Anything. He begged.
But I gave him nothing. Not even his own death. I wanted my father to fear me but he did n
ot recognize me when he turned with his scarred hands out in front of him. The burned out shadows of his eyes disappointed me. And there I left him for the last time.
Two
From Veracruz I traveled north to Guadalajara and then more north and to the west to the sunlit city of Topolobampo on the eastern edge of the Sea of Cortés. In this city I learned of the need for workingmen to cross the sea to the small city of Canción to construct a large hotel there. In a dim room in Topolobampo a man with a pockmarked face sat behind a writing desk swatting at flies and promising me hard work on the hotel but good pay also and the chance for more work on the hotels and roads that were to follow.
First we need to fill the bones of this one. He spoke without looking in my eyes. Great things are happening in Baja. He said. You will tell your grandchildren one day that you were part of this.

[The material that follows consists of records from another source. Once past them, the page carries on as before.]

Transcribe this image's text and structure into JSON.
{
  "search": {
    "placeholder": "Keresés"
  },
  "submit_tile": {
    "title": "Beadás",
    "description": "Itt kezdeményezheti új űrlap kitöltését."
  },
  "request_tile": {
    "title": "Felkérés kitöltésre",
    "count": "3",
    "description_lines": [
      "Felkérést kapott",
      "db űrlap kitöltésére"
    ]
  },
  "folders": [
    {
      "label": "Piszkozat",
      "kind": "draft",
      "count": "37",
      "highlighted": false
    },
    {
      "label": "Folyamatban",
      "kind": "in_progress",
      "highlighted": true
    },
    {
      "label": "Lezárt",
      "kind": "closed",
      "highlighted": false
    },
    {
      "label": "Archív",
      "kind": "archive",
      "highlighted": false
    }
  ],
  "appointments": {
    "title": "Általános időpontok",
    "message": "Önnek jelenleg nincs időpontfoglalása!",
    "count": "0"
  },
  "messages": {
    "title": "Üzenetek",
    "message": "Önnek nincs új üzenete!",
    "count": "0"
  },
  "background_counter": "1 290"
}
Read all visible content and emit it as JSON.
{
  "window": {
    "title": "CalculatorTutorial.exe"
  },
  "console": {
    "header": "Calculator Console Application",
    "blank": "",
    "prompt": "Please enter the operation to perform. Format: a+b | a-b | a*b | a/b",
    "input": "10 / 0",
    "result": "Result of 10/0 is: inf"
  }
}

In beautiful Topolobampo the night before I chose to take the ferry to Canción I witnessed an American fight a shark in a tank of water. I walked alone but with families toward the lights of a circus tent at the north of the city. The whites of the eyes of the children tainted beneath strung lights painted different colors. The paint curling on the bulbs above long eyelashes. At the entrance to the tent an organ grinder with one arm stood tall and thin with no emotion on his face. He wore a tattered blue coat with shiny brass buttons down the front. The cuff of the one sleeve pinned flat to his chest. He kept the organ pressed tight against his body to be able to crank the arm into its tune. Only I was tall enough to look down into his eyes.
Bienvenidos niños. He said flatly.
Ahead a man sat behind black painted wood dowels confined to some cell. After giving him my money I had only enough left for the ferry to Canción for the next morning. It was a foolish decision but I had seen posters of this blond American and the shark on the walls of Topolobampo and felt a great desire to see the fighting for myself. Into a cloth hallway I passed with the children and their parents. Framed paintings hanging from woven gold cord. The wood frames lightened by the sun carried on the backs of wagons traveling throughout Mexico. There was one of a blindfolded knife thrower. A man bound in chains underwater. The American with a knife clenched in his teeth. I stayed to the shadows at the back of the tent while the others found their seats. All of us excited by what was to come.